In a recent report by Polygon, creative director Mac Walters talked about how they were changing up what they had originally built in the first three Mass Effect games, an advancement on the original romance paradigm they introduced in the Baldur's Gate series years prior. According to Walters, they wanted to remove the formulaic process and integrate something more organic, saying...
For me, typically in the trilogy it was a bit formulaic. You'd talk to them and then get to that one point in the game where there was no going and back and romance was going to happen. That's not real life. There should be some people who just want to hop in the sack immediately. There should people who are interested in a long-term relationship. There are people who aren't interested in romance at all.
This was literally one of the core criticisms that most fans had of Mass Effect. Even in my own games you could almost see it coming with the way the choices were going with some characters. It was a little like "Wait, no! Don't have space sex...yet!"
The other problem was that staving off those romances meant dampening the overall relationship with the character. Nuance and variance wasn't really the order of the day, so you had the choice of either romancing someone or rejecting them altogether, which sometimes had dire consequences for crew mates in the first two Mass Effect games.
Things were a little bit different with Star Wars: Knights Of The Old Republic and Jade Empire. The former didn't really force players into the romance/rejection route and it was a lot more subtle even though the romance option(s) were present. In the case of Jade Empire you didn't have quite as many party members so there was more of a build-up over the course of the entire journey, so the romance was handled slower and more methodical through the choices that players were presented with.
Given the multiple romance options in Mass Effect, it meant that things had to move a bit quicker and basically any time you said nice things to the person it instantly moved you closer to romance. For Mass Effect: Andromeda they want different characters to have different responses, allowing players to hop into the space sack early or engage in more foreplay leading up to the big moment later on. According to Walters, some characters may not even be interested in romance. Options is the name of the game.

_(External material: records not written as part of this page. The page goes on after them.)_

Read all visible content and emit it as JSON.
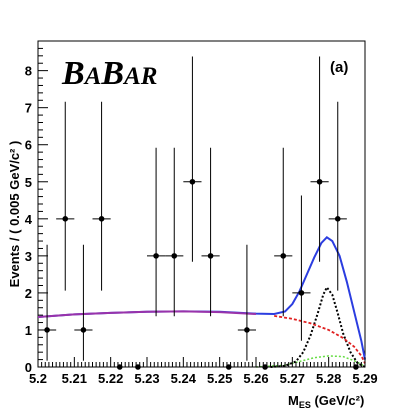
{
  "chart_data": {
    "type": "scatter",
    "title": "",
    "logo_text": [
      "B",
      "A",
      "B",
      "AR"
    ],
    "panel_label": "(a)",
    "ylabel": "Events / ( 0.005 GeV/c² )",
    "xlabel_main": "M",
    "xlabel_sub": "ES",
    "xlabel_unit": " (GeV/c²)",
    "xlim": [
      5.2,
      5.29
    ],
    "ylim": [
      0,
      8.8
    ],
    "xticks": [
      "5.2",
      "5.21",
      "5.22",
      "5.23",
      "5.24",
      "5.25",
      "5.26",
      "5.27",
      "5.28",
      "5.29"
    ],
    "yticks": [
      "0",
      "1",
      "2",
      "3",
      "4",
      "5",
      "6",
      "7",
      "8"
    ],
    "colors": {
      "total": "#2b3de0",
      "background": "#e02020",
      "signal": "#000000",
      "peaking": "#66dd44",
      "combined_bg": "#9933aa"
    },
    "data_points": [
      {
        "x": 5.2025,
        "y": 1,
        "yerr_lo": 0.83,
        "yerr_hi": 2.3
      },
      {
        "x": 5.2075,
        "y": 4,
        "yerr_lo": 1.94,
        "yerr_hi": 3.16
      },
      {
        "x": 5.2125,
        "y": 1,
        "yerr_lo": 0.83,
        "yerr_hi": 2.3
      },
      {
        "x": 5.2175,
        "y": 4,
        "yerr_lo": 1.94,
        "yerr_hi": 3.16
      },
      {
        "x": 5.2225,
        "y": 0,
        "yerr_lo": 0,
        "yerr_hi": 0
      },
      {
        "x": 5.2275,
        "y": 0,
        "yerr_lo": 0,
        "yerr_hi": 0
      },
      {
        "x": 5.2325,
        "y": 3,
        "yerr_lo": 1.63,
        "yerr_hi": 2.92
      },
      {
        "x": 5.2375,
        "y": 3,
        "yerr_lo": 1.63,
        "yerr_hi": 2.92
      },
      {
        "x": 5.2425,
        "y": 5,
        "yerr_lo": 2.16,
        "yerr_hi": 3.38
      },
      {
        "x": 5.2475,
        "y": 3,
        "yerr_lo": 1.63,
        "yerr_hi": 2.92
      },
      {
        "x": 5.2525,
        "y": 0,
        "yerr_lo": 0,
        "yerr_hi": 0
      },
      {
        "x": 5.2575,
        "y": 1,
        "yerr_lo": 0.83,
        "yerr_hi": 2.3
      },
      {
        "x": 5.2625,
        "y": 0,
        "yerr_lo": 0,
        "yerr_hi": 0
      },
      {
        "x": 5.2675,
        "y": 3,
        "yerr_lo": 1.63,
        "yerr_hi": 2.92
      },
      {
        "x": 5.2725,
        "y": 2,
        "yerr_lo": 1.29,
        "yerr_hi": 2.63
      },
      {
        "x": 5.2775,
        "y": 5,
        "yerr_lo": 2.16,
        "yerr_hi": 3.38
      },
      {
        "x": 5.2825,
        "y": 4,
        "yerr_lo": 1.94,
        "yerr_hi": 3.16
      },
      {
        "x": 5.2875,
        "y": 0,
        "yerr_lo": 0,
        "yerr_hi": 0
      }
    ],
    "curves": {
      "total_fit": [
        [
          5.2,
          1.35
        ],
        [
          5.21,
          1.42
        ],
        [
          5.22,
          1.46
        ],
        [
          5.23,
          1.49
        ],
        [
          5.24,
          1.5
        ],
        [
          5.25,
          1.49
        ],
        [
          5.26,
          1.44
        ],
        [
          5.265,
          1.43
        ],
        [
          5.268,
          1.5
        ],
        [
          5.27,
          1.7
        ],
        [
          5.272,
          2.05
        ],
        [
          5.274,
          2.5
        ],
        [
          5.276,
          2.95
        ],
        [
          5.278,
          3.35
        ],
        [
          5.2795,
          3.5
        ],
        [
          5.281,
          3.4
        ],
        [
          5.283,
          3.0
        ],
        [
          5.285,
          2.3
        ],
        [
          5.287,
          1.5
        ],
        [
          5.289,
          0.7
        ],
        [
          5.29,
          0.2
        ]
      ],
      "background": [
        [
          5.2,
          1.35
        ],
        [
          5.21,
          1.42
        ],
        [
          5.22,
          1.46
        ],
        [
          5.23,
          1.49
        ],
        [
          5.24,
          1.5
        ],
        [
          5.25,
          1.48
        ],
        [
          5.26,
          1.43
        ],
        [
          5.265,
          1.38
        ],
        [
          5.27,
          1.3
        ],
        [
          5.275,
          1.18
        ],
        [
          5.28,
          1.0
        ],
        [
          5.284,
          0.78
        ],
        [
          5.287,
          0.55
        ],
        [
          5.289,
          0.3
        ],
        [
          5.29,
          0.1
        ]
      ],
      "signal": [
        [
          5.264,
          0
        ],
        [
          5.268,
          0.03
        ],
        [
          5.271,
          0.15
        ],
        [
          5.273,
          0.4
        ],
        [
          5.275,
          0.85
        ],
        [
          5.277,
          1.45
        ],
        [
          5.2785,
          1.95
        ],
        [
          5.2795,
          2.15
        ],
        [
          5.281,
          1.95
        ],
        [
          5.2825,
          1.45
        ],
        [
          5.284,
          0.9
        ],
        [
          5.286,
          0.4
        ],
        [
          5.288,
          0.1
        ],
        [
          5.29,
          0
        ]
      ],
      "peaking": [
        [
          5.26,
          0
        ],
        [
          5.268,
          0.05
        ],
        [
          5.272,
          0.15
        ],
        [
          5.276,
          0.25
        ],
        [
          5.28,
          0.3
        ],
        [
          5.284,
          0.28
        ],
        [
          5.287,
          0.17
        ],
        [
          5.289,
          0.07
        ],
        [
          5.29,
          0
        ]
      ]
    }
  }
}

They also wanted to focus more on friendships as well... so not every relationship you establish has to be about romance and bed-mating. They cite Garrus from Mass Effect 3, saying that some moments were just about establishing a friendly bond and they do want that sort of element to be present with some of the characters in Mass Effect: Andromeda. This way you don't have to worry about always saying nice things and then eventually you choose one last nice thing to say and mistakenly end up having inter-species relations with someone you only wanted to be friends with.